Difference in rating between the players before the match (greater minus lower).

Assumed win chance of the worse player.

100% / (1 + 10^(Difference/2000))

Worse win chance rounded to the nearest integer.

Assumed win chance of the better player.

100% − Worse win chance

We don't want rounding to mess up the ratio between win chances, so first we multiply the chance by whatever the previous rounding changed.

Better win chance × (Worse win chance rounded / Worse win chance), rounded to the nearest integer.

If the worse player wins, they gain Worse win chance rounded rating (and the opponent loses this much).

If the better player wins, they gain Better win chance rounded rating (and the opponent loses this much).

The worse player has 1000 rating.

The better player has 1400 rating.

Difference = 1400 − 1000 = 400

Worse win chance = 100% / (1 + 10^(400/2000)) = 38.6863…%

Worse win chance rounded = 39%

Better win chance = 100% − 38.6863…% = 61.3136…%

Better win chance rounded = 61.3136…% × (39% / 38.6863…%) = 61.8108…%, rounded to 62%

If the worse player wins, they gain 39 rating (and the opponent loses this much).

If the better player wins, they gain 62 rating (and the opponent loses this much).

1. If there is an odd number of players, we select one of them at random who won't take part in it.

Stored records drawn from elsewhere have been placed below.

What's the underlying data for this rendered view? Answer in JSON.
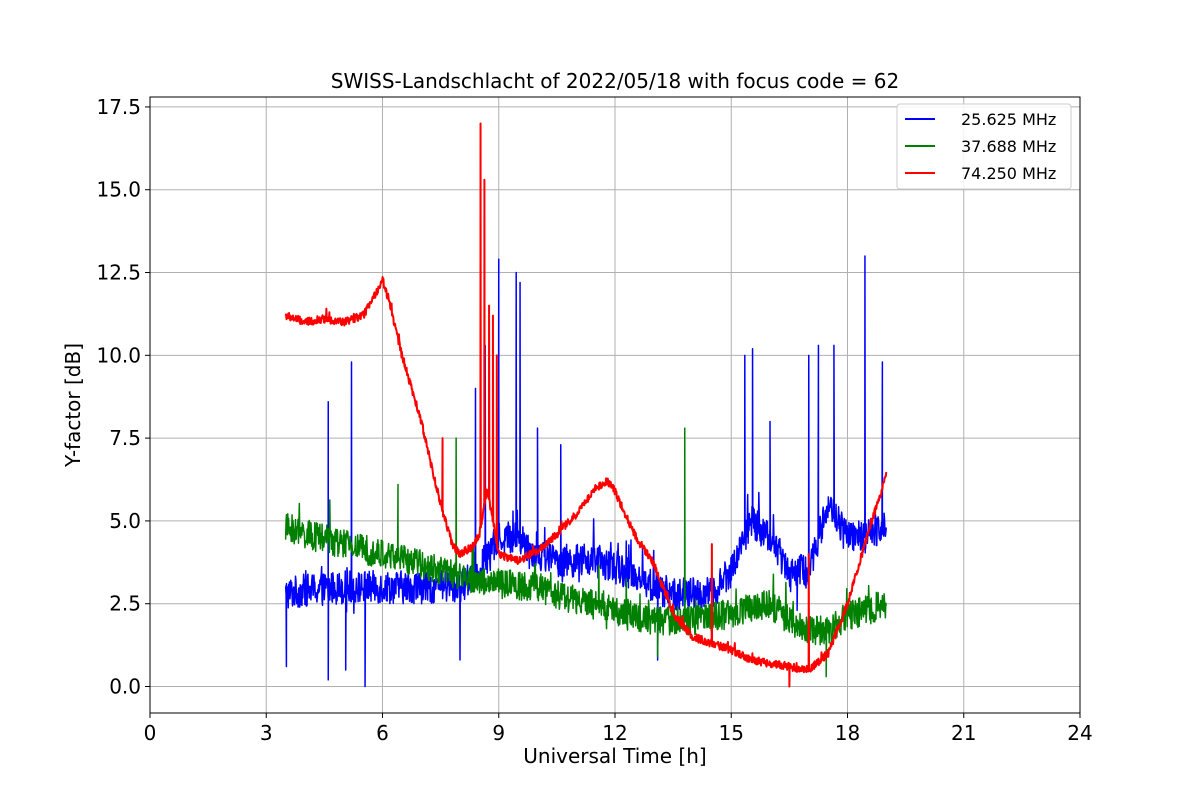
{
  "chart_data": {
    "type": "line",
    "title": "SWISS-Landschlacht of 2022/05/18 with focus code = 62",
    "xlabel": "Universal Time [h]",
    "ylabel": "Y-factor [dB]",
    "xlim": [
      0,
      24
    ],
    "ylim": [
      -0.8,
      17.8
    ],
    "x_ticks": [
      0,
      3,
      6,
      9,
      12,
      15,
      18,
      21,
      24
    ],
    "x_tick_labels": [
      "0",
      "3",
      "6",
      "9",
      "12",
      "15",
      "18",
      "21",
      "24"
    ],
    "y_ticks": [
      0,
      2.5,
      5,
      7.5,
      10,
      12.5,
      15,
      17.5
    ],
    "y_tick_labels": [
      "0.0",
      "2.5",
      "5.0",
      "7.5",
      "10.0",
      "12.5",
      "15.0",
      "17.5"
    ],
    "grid": true,
    "legend_position": "top-right",
    "series": [
      {
        "name": "25.625 MHz",
        "color": "#0000ff",
        "noise": 0.5,
        "x": [
          3.5,
          4.0,
          5.0,
          6.0,
          7.0,
          8.0,
          8.5,
          9.0,
          9.5,
          10.0,
          10.5,
          11.0,
          11.5,
          12.0,
          12.5,
          13.0,
          13.5,
          14.0,
          14.5,
          15.0,
          15.5,
          16.0,
          16.5,
          17.0,
          17.5,
          18.0,
          18.5,
          19.0
        ],
        "y": [
          2.8,
          2.9,
          3.0,
          3.0,
          3.0,
          3.0,
          3.5,
          4.5,
          4.5,
          4.0,
          3.8,
          3.8,
          3.8,
          3.6,
          3.4,
          3.0,
          2.8,
          2.8,
          2.8,
          3.5,
          5.0,
          4.5,
          3.5,
          3.5,
          5.5,
          4.5,
          4.5,
          5.0
        ],
        "spikes": [
          {
            "x": 3.52,
            "y": 0.6
          },
          {
            "x": 4.6,
            "y": 8.6
          },
          {
            "x": 4.6,
            "y": 0.2
          },
          {
            "x": 5.05,
            "y": 0.5
          },
          {
            "x": 5.2,
            "y": 9.8
          },
          {
            "x": 5.55,
            "y": 0.0
          },
          {
            "x": 8.0,
            "y": 0.8
          },
          {
            "x": 8.4,
            "y": 9.0
          },
          {
            "x": 8.65,
            "y": 10.3
          },
          {
            "x": 9.0,
            "y": 12.9
          },
          {
            "x": 9.45,
            "y": 12.5
          },
          {
            "x": 9.55,
            "y": 12.2
          },
          {
            "x": 10.0,
            "y": 7.8
          },
          {
            "x": 10.6,
            "y": 7.3
          },
          {
            "x": 13.1,
            "y": 0.8
          },
          {
            "x": 15.35,
            "y": 10.0
          },
          {
            "x": 15.55,
            "y": 10.2
          },
          {
            "x": 16.0,
            "y": 8.0
          },
          {
            "x": 17.0,
            "y": 10.0
          },
          {
            "x": 17.25,
            "y": 10.3
          },
          {
            "x": 17.65,
            "y": 10.3
          },
          {
            "x": 18.45,
            "y": 13.0
          },
          {
            "x": 18.9,
            "y": 9.8
          },
          {
            "x": 16.7,
            "y": 2.3
          }
        ]
      },
      {
        "name": "37.688 MHz",
        "color": "#008000",
        "noise": 0.45,
        "x": [
          3.5,
          4.0,
          5.0,
          6.0,
          7.0,
          8.0,
          9.0,
          10.0,
          11.0,
          12.0,
          13.0,
          14.0,
          15.0,
          16.0,
          16.5,
          17.0,
          17.5,
          18.0,
          18.5,
          19.0
        ],
        "y": [
          4.8,
          4.6,
          4.3,
          4.0,
          3.7,
          3.3,
          3.1,
          3.0,
          2.6,
          2.3,
          2.0,
          2.0,
          2.2,
          2.5,
          2.0,
          1.7,
          1.7,
          2.1,
          2.3,
          2.5
        ],
        "spikes": [
          {
            "x": 6.4,
            "y": 6.1
          },
          {
            "x": 7.9,
            "y": 7.5
          },
          {
            "x": 13.8,
            "y": 7.8
          },
          {
            "x": 13.1,
            "y": 0.9
          },
          {
            "x": 17.45,
            "y": 0.3
          }
        ]
      },
      {
        "name": "74.250 MHz",
        "color": "#ff0000",
        "noise": 0.12,
        "x": [
          3.5,
          4.0,
          4.5,
          5.0,
          5.5,
          5.8,
          6.0,
          6.2,
          6.5,
          7.0,
          7.5,
          7.8,
          8.0,
          8.3,
          8.5,
          8.7,
          9.0,
          9.5,
          10.0,
          10.5,
          11.0,
          11.5,
          11.8,
          12.0,
          12.5,
          13.0,
          13.5,
          14.0,
          14.5,
          15.0,
          15.5,
          16.0,
          16.5,
          17.0,
          17.5,
          18.0,
          18.5,
          19.0
        ],
        "y": [
          11.2,
          11.0,
          11.1,
          11.0,
          11.2,
          11.8,
          12.3,
          11.5,
          10.0,
          8.0,
          5.5,
          4.3,
          4.0,
          4.2,
          4.6,
          6.0,
          4.0,
          3.8,
          4.1,
          4.6,
          5.2,
          6.0,
          6.2,
          5.9,
          4.6,
          3.7,
          2.2,
          1.5,
          1.3,
          1.1,
          0.8,
          0.7,
          0.6,
          0.5,
          1.0,
          2.5,
          4.5,
          6.4
        ],
        "spikes": [
          {
            "x": 8.53,
            "y": 17.0
          },
          {
            "x": 8.63,
            "y": 15.3
          },
          {
            "x": 8.75,
            "y": 11.5
          },
          {
            "x": 8.85,
            "y": 11.2
          },
          {
            "x": 8.95,
            "y": 10.0
          },
          {
            "x": 7.55,
            "y": 7.5
          },
          {
            "x": 14.5,
            "y": 4.3
          },
          {
            "x": 17.0,
            "y": 4.0
          },
          {
            "x": 16.5,
            "y": 0.0
          }
        ]
      }
    ]
  }
}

2. We select one remaining player at random (let's name them X) and for each other remaining player generate the probability weight of being paired with X, based on the assumed win chance versus X:

(Worse win chance / Better win chance)²

These weights are used to pair X.

For example, if one player has probability weight of 1 and another has probability weight of 0.5, X is twice as likely to be paired with the first one.

We repeat step 2 until all players are paired.

If any of these pairings appeared in the previous round, pairings are discarded and step 2 is repeated.

There are four players in a round:

A, with rating 1000

B, with rating 1000

C, with rating 1000

D, with rating 1400

There is an even number of players, so everyone will play.

Let's say that first we randomly select A, whose pairing weights are as follows:

vs B: (50% / 50%)² = 1

vs C: (50% / 50%)² = 1

vs D: (38.6863...% / 61.3136...%)² = 0.3981...

Which means this is the probability of A being matched with other players:

B: 1 / 2.3981... = 41.6995...%

C: 1 / 2.3981... = 41.6995...%

D: 0.3981... / 2.3981... = 16.6008...%